Fig. 18.11 shows the identical and fraternal concordance rates for a number of common behavioral disorders. For some, such as schizophrenia, depression, and autism, the difference between identical and fraternal twins is very great, again implying an important role for genetic factors. For other traits, such as alcoholism in females, the difference is negligible, suggesting an important role for environmental and social factors. This example also illustrates that complex traits can have quite different risk factors and outcomes in different sexes.

FIG. 18.11: What is the relative importance of genes and the environment for complex traits?

BACKGROUND Twin studies remain important for assessing the relative importance of “nature” (genotype) and “nurture” (environment) in determining variation among individuals for complex traits. The idea of using twins to distinguish nature from nurture is usually attributed to Francis Galton because of an article he wrote about twins in 1875. In fact, the modern twin study does not trace to Galton but to Curtis Merriman in the United States and Hermann Siemens in Germany, who independently hit upon the idea in 1924. In Galton’s time, it was not even known that there are genetically two kinds of twins.

EXPERIMENT The rationale of a twin study is to compare identical twins with same-sex fraternal twins. In principle, identical twins differ only because of environment, whereas fraternal twins differ because of genotype as well as environment. The extent to which fraternal twins differ more from each other than identical twins differ from each other measures the effects of genotype. Some twin studies focus on twins reared apart in order to compensate for shared environmental influences that may be stronger for identical twins than for fraternal twins.

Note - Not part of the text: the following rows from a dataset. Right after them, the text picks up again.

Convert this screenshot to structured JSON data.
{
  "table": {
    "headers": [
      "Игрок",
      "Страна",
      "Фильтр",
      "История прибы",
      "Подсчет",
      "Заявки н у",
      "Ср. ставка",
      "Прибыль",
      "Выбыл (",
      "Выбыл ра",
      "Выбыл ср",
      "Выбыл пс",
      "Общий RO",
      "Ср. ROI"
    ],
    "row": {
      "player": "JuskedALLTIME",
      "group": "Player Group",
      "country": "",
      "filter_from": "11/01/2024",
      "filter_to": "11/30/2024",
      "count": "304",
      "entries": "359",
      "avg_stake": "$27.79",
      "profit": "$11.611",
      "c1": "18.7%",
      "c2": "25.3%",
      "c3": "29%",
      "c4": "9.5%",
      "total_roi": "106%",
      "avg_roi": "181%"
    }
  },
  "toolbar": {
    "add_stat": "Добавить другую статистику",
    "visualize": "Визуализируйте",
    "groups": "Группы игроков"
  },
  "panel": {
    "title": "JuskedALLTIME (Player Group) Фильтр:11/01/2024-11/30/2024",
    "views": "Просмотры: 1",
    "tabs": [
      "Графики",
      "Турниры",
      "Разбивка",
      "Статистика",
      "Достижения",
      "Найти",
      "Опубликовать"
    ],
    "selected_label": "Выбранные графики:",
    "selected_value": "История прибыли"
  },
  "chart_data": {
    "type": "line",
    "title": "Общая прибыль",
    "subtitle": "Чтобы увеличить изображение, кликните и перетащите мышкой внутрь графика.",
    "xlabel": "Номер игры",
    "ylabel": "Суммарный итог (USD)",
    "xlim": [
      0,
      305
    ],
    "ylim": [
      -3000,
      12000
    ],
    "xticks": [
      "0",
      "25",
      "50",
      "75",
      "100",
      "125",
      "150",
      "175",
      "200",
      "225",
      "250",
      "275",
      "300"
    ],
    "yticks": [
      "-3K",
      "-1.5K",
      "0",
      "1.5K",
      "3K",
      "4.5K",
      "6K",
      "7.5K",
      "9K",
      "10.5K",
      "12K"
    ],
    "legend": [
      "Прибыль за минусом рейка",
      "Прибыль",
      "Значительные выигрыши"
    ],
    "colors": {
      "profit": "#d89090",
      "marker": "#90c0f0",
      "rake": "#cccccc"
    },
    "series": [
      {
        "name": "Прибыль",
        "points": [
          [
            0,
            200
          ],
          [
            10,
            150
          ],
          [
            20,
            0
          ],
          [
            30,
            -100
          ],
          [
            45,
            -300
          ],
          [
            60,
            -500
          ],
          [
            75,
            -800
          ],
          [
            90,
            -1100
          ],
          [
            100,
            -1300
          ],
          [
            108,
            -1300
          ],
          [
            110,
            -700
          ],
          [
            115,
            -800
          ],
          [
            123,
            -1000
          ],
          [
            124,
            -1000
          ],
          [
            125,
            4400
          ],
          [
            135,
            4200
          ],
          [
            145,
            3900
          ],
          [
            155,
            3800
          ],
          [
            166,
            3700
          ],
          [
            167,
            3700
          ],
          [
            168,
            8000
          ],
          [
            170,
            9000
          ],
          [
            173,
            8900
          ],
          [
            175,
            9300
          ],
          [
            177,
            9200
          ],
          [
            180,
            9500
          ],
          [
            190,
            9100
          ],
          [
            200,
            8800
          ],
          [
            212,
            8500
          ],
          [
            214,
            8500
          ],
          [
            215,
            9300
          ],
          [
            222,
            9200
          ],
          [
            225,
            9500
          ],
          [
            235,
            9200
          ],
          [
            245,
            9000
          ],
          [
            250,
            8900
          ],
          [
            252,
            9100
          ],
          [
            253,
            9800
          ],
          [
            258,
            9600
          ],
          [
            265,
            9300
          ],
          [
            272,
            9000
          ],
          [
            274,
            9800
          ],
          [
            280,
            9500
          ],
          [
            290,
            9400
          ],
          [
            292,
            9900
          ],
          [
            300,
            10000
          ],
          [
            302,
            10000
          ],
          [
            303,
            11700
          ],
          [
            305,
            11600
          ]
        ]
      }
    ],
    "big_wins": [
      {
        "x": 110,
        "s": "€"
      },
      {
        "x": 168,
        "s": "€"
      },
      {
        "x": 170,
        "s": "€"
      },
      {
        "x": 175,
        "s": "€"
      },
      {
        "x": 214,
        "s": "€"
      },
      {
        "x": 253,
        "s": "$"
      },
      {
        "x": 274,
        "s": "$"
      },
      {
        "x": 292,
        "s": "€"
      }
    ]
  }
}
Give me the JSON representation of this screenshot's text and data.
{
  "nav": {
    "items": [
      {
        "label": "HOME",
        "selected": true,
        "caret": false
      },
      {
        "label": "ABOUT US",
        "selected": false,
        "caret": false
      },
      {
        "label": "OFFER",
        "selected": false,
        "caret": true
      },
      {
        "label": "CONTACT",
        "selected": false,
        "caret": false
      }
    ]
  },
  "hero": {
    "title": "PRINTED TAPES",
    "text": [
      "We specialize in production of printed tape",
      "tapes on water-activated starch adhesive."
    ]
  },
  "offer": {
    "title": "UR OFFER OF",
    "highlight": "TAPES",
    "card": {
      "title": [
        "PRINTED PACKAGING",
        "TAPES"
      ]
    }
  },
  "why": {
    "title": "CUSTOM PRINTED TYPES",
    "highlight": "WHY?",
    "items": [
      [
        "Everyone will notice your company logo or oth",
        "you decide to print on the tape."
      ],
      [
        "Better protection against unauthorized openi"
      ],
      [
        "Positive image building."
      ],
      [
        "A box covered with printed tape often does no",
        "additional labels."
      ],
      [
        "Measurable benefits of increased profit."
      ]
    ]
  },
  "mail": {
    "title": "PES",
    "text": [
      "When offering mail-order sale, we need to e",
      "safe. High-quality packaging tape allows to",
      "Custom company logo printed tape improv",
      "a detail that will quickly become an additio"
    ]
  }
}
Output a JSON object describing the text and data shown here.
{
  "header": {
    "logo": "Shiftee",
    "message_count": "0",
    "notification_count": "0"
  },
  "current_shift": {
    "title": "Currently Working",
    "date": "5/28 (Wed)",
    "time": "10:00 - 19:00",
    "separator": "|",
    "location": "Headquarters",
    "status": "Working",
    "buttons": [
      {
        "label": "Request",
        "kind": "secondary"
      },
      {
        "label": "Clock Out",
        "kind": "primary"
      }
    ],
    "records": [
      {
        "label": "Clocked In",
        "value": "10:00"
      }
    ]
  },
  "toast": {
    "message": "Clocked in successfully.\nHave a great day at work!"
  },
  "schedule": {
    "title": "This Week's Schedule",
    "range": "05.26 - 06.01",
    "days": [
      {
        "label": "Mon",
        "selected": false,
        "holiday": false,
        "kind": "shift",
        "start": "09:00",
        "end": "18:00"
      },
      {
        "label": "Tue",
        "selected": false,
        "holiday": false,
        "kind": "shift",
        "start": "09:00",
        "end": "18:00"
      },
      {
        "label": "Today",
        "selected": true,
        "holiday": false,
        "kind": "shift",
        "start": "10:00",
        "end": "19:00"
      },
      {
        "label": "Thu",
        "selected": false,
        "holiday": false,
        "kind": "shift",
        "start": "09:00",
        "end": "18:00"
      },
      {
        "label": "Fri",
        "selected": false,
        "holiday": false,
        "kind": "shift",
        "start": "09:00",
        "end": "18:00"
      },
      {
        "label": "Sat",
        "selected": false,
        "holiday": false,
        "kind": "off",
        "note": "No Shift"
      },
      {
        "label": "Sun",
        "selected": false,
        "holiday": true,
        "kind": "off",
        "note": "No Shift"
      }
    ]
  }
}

RESULTS The bar graph shows the results of typical twin studies for various traits. The concordance between twins is the fraction of twin pairs in which both twins show the trait among all those pairs in which at least one twin shows the trait. Roughly speaking, the difference in the concordance between identical twins and fraternal twins is a measure of the relative importance of genotype. In the data shown here, for example, autism and clinical depression both show strong genetic influences, whereas female alcoholism shows almost no genetic influence.

CONCLUSION The examples shown here indicate very large differences in the importance of genotype versus environment among complex traits. These results are typical of most complex traits.

FOLLOW-UP WORK Twin studies must be interpreted in light of other studies comparing complex traits among individuals with various degrees of genetic relatedness. On the whole, twin studies of complex traits have yielded results that are consistent with other available evidence.

SOURCES Rende, R. D., R. Plomin, S. G. Vandenberg. 1990. “Who Discovered the Twin Method?” Behavior Genetics 20:277–285; McGue, M., and T. J. Bouchard, Jr. 1998. “Genetic and Environmental Influences on Human Behavioral Differences.” Annual Review of Neuroscience 21:1–24.